"Towards predicting gene expression from DNA sequence"
Tuesday, November 12, 2019 - 13:00
School of Life Sciences, MSI Small Lecture Theatre
Dr Kasper Rasmussen
Professor Jussi Taipale
University Of Cambridge
Abstract: Understanding the information encoded in the human genome requires two genetic codes, the first code specifies how mRNA sequence is converted to protein sequence, and the second code determines where and when the mRNAs are expressed. Although the proteins that read the second, regulatory code – transcription factors (TFs) – have been largely identified, the code is poorly understood as it is not known which sequences TFs can bind in the genome. To understand the regulatory code, we have analyzed the sequence-specific binding of TFs to unmodified and epigenetically modified DNA in the presence and absence of nucleosomes, using multiple different methods. Our findings indicate that DNA commonly mediates interactions between TFs, and that dimer formation results in changes in the binding preferences of TFs. We also found that CpG methylation has both negative and positive effects on TF binding. The effect of nucleosome is largely negative, but several different TFs from diverse structural families can access nucleosomal DNA using five distinct binding modes. Despite the extensive knowledge of TF binding preferences, reading the regulatory code still remains a challenge.
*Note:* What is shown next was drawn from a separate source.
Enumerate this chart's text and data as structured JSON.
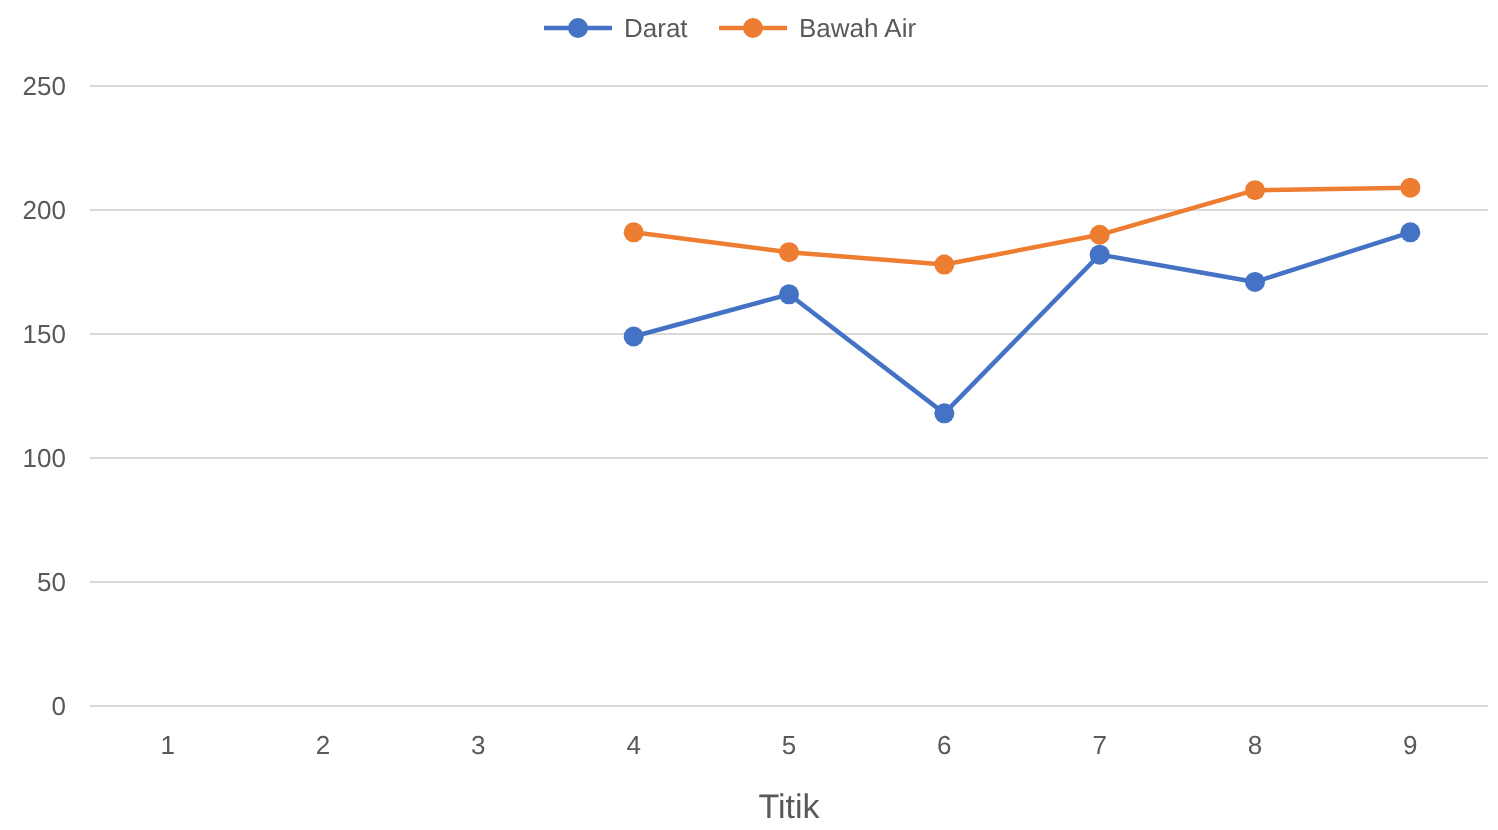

To address this, we have taken a multiomic approach to identify the sources of this problem by performing several experiments that bridge the gap between in vivo analyses such as massively parallel reporter assays and in vitro studies such as HT-SELEX. A binding model that is required to understand binding of TFs to the genome, which incorporates information about cellular TF DNA binding and transcriptional activity, protein-protein interactions induced by DNA, and inheritance of epigenetic states across cell division will be discussed.